Kai Wang,Xuan Zeng,Jingwen Zhou,Fei Liu,Xiaoli Luan,Xinglong Wang
DOI: https://doi.org/10.1093/bib/bbae195
IF: 9.5
2024-05-05
Briefings in Bioinformatics
Abstract:Transcription factors (TFs) are proteins essential for regulating genetic transcriptions by binding to transcription factor binding sites (TFBSs) in DNA sequences. Accurate predictions of TFBSs can contribute to the design and construction of metabolic regulatory systems based on TFs. Although various deep-learning algorithms have been developed for predicting TFBSs, the prediction performance needs to be improved. This paper proposes a bidirectional encoder representations from transformers (BERT)-based model, called BERT-TFBS, to predict TFBSs solely based on DNA sequences. The model consists of a pre-trained BERT module (DNABERT-2), a convolutional neural network (CNN) module, a convolutional block attention module (CBAM) and an output module. The BERT-TFBS model utilizes the pre-trained DNABERT-2 module to acquire the complex long-term dependencies in DNA sequences through a transfer learning approach, and applies the CNN module and the CBAM to extract high-order local features. The proposed model is trained and tested based on 165 ENCODE ChIP-seq datasets. We conducted experiments with model variants, cross-cell-line validations and comparisons with other models. The experimental results demonstrate the effectiveness and generalization capability of BERT-TFBS in predicting TFBSs, and they show that the proposed model outperforms other deep-learning models. The source code for BERT-TFBS is available at https://github.com/ZX1998-12/BERT-TFBS.
biochemical research methods,mathematical & computational biology
What problem does this paper attempt to address?
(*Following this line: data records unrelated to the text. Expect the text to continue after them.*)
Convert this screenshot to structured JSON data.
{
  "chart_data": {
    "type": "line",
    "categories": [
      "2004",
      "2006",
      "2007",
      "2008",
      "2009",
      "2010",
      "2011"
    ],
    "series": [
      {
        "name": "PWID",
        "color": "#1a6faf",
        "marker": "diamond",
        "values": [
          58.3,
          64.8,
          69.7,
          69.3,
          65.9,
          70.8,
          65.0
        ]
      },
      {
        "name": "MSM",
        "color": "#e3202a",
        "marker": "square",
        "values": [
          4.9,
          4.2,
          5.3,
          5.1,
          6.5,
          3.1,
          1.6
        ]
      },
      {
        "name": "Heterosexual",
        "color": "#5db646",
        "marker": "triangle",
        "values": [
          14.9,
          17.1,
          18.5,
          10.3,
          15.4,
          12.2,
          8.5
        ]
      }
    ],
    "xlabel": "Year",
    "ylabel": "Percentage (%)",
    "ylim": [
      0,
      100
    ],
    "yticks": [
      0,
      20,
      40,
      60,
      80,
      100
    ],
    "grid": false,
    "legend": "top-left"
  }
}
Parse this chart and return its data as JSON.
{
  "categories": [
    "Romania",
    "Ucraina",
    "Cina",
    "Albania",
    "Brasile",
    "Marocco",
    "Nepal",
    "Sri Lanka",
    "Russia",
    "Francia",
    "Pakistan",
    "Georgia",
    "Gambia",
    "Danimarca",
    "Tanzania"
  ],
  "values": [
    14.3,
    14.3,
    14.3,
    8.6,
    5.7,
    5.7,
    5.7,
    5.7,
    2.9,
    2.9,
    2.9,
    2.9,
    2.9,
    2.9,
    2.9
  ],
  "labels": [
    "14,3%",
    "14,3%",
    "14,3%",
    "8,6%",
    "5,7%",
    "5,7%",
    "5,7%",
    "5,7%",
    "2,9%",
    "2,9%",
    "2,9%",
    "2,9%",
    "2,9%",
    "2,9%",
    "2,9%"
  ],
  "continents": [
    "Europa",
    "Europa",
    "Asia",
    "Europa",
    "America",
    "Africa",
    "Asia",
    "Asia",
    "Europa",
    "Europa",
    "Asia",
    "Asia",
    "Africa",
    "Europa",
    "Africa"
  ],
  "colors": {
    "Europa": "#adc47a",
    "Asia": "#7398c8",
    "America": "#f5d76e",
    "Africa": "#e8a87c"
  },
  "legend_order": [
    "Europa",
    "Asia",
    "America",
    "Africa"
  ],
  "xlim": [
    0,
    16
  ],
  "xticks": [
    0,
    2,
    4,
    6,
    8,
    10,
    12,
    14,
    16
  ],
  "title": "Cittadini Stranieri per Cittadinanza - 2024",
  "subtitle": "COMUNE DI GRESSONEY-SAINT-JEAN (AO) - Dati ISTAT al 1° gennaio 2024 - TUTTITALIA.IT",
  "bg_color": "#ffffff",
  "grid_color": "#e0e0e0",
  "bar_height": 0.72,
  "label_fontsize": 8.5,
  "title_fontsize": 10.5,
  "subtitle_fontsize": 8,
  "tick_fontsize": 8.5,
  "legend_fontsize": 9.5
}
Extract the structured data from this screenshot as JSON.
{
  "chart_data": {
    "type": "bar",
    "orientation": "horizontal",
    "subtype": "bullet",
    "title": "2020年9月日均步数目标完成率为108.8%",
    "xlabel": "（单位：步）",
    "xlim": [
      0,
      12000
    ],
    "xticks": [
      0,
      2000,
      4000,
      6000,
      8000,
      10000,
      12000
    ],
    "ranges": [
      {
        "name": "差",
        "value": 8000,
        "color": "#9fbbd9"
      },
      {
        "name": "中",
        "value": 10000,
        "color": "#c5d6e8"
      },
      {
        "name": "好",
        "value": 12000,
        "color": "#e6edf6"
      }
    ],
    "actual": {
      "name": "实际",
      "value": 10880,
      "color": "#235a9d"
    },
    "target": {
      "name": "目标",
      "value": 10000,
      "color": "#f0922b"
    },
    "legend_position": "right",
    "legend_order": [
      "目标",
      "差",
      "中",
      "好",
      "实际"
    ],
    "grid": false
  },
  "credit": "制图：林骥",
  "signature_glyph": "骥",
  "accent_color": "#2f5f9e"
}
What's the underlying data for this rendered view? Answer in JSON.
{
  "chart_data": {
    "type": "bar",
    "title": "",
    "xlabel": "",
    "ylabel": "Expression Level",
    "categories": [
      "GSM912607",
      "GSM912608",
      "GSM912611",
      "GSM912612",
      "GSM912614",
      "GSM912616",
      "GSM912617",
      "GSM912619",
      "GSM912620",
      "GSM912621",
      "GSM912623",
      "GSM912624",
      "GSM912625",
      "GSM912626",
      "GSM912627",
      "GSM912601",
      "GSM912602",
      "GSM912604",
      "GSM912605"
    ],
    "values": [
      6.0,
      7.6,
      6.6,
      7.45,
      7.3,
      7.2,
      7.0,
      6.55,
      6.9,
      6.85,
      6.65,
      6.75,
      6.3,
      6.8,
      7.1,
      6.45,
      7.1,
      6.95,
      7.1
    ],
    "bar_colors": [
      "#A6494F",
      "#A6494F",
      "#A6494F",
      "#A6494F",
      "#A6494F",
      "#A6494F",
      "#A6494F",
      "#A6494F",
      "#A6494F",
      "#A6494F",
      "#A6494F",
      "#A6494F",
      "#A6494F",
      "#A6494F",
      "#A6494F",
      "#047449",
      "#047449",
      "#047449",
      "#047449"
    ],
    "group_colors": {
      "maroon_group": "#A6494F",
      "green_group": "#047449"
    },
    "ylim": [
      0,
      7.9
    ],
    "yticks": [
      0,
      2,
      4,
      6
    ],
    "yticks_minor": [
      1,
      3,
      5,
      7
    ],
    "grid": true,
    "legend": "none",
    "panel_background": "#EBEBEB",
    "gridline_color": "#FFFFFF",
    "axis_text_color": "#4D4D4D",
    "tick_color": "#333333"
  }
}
The problem that this paper attempts to solve is to improve the accuracy of transcription factor binding site (TFBSs) prediction. Transcription factors (TFs) regulate gene transcription by binding to specific regions in DNA sequences - transcription factor binding sites (TFBSs). Accurate prediction of TFBSs is crucial for designing and constructing metabolic regulatory systems based on TFs. Although a variety of deep - learning algorithms have been developed for predicting TFBSs, the prediction performance still needs to be improved. For this reason, this paper proposes a new model based on BERT (Bidirectional Encoder Representations from Transformers) - BERT - TFBS, for predicting TFBSs solely based on DNA sequences. This model consists of a pre - trained BERT module (DNABERT - 2), a convolutional neural network (CNN) module, a convolutional block attention module (CBAM) and an output module. The BERT - TFBS model utilizes the pre - trained DNABERT - 2 module to obtain complex long - distance dependencies in DNA sequences through the transfer learning method, and applies the CNN module and CBAM to extract high - order local features. The main contributions of the paper include: 1. Proposing a new deep - learning model (BERT - TFBS), which combines a pre - trained BERT model, a CNN module, CBAM and an output module. This is the first study to use a pre - trained model for TFBSs prediction. 2. Demonstrating the contributions of the CNN module and CBAM to BERT - TFBS through comparative experiments with two variant models. 3. Conducting cross - cell line validation experiments to evaluate the generalization ability and robustness of BERT - TFBS in predicting TFBSs. 4. The experimental results show that the proposed model outperforms existing models in predicting TFBSs.